Preserving culture and ensuring its transmission and accessibility are duties for our society as well as a great economic resource for the whole country. Degradation processes, caused by environmental and atmospheric conditions, often contribute irremediably to the wrecking of artworks. The best way to avoid losing this cultural heritage is to develop increasingly efficient and less invasive conservation and restoration methods.
The idea of employing microgels in wet paper cleaning has started to be implemented just a year ago within Gelarte, a regional research project in collaboration with ISC (Institute of Complex Systems of CNR).
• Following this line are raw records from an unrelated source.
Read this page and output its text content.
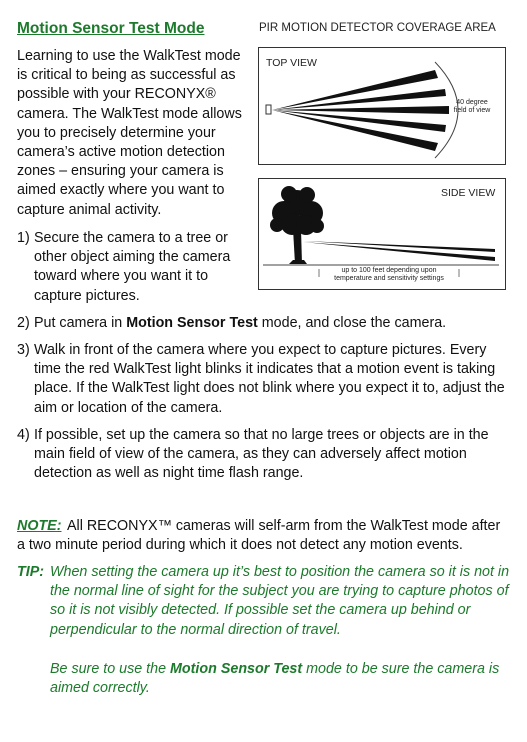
Motion Sensor Test Mode	PIR MOTION DETECTOR COVERAGE AREA
Learning to use the WalkTest mode is critical to being as successful as possible with your RECONYX® camera. The WalkTest mode allows you to precisely determine your camera’s active motion detection zones – ensuring your camera is aimed exactly where you want to capture animal activity.
TOP VIEW
40 degree
field of view
SIDE VIEW
up to 100 feet depending upon
temperature and sensitivity settings
1) Secure the camera to a tree or other object aiming the camera toward where you want it to capture pictures.
2) Put camera in Motion Sensor Test mode, and close the camera.
3) Walk in front of the camera where you expect to capture pictures. Every time the red WalkTest light blinks it indicates that a motion event is taking place. If the WalkTest light does not blink where you expect it to, adjust the aim or location of the camera.
4) If possible, set up the camera so that no large trees or objects are in the main field of view of the camera, as they can adversely affect motion detection as well as night time flash range.
NOTE: All RECONYX™ cameras will self-arm from the WalkTest mode after a two minute period during which it does not detect any motion events.
TIP: When setting the camera up it’s best to position the camera so it is not in the normal line of sight for the subject you are trying to capture photos of so it is not visibly detected. If possible set the camera up behind or perpendicular to the normal direction of travel.
Be sure to use the Motion Sensor Test mode to be sure the camera is aimed correctly.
For this purpose gellan gum, a wide spread material already used as hydrogel for paper cleaning [13-14], has been prepared as microgel and applied on ancient and modern paper samples.
Gellan gum microgels were prepared by me and my research team under shear cooling following the procedure described by Caggioni et al. in 2007 [15] and preliminary measurements were performed, leading to very interesting initial results [16].
The employment of particles of micron size could offer many advantages with respect to the macroscopic counterpart of gellan gum hydrogels. The porous structure of the paper contains dirt and dust which could be better reached by micrometric particles in even shorter times. They are also more adaptable to irregular surfaces thanks to their softness that can be opportunely tuned. Indeed, during gellan gum microgels preparation, the addition of a monovalent salt is fundamental and its content allows to regulate rheological properties. Many experimental parameters can be modified during preparation, such as gellan gum weight concentration, molarity and type of salt, stirring speed, pH, cooling rate etc. On the other hand, various paper samples formed by different materials (e.g. rags or treated lignin free wood pulp) and with diverse chronological age could be tested. A deeper understanding of viscoelastic and phase behavior of microgels, would lead to an advancement of knowledge, useful to the application field of paper conservation and restoration.
Furthermore, experimental paper cleaning tests and comparisons both with previous method (e.g. hydrogels) and also between differently prepared microgel samples are fundamental. For these reasons, further research is needed.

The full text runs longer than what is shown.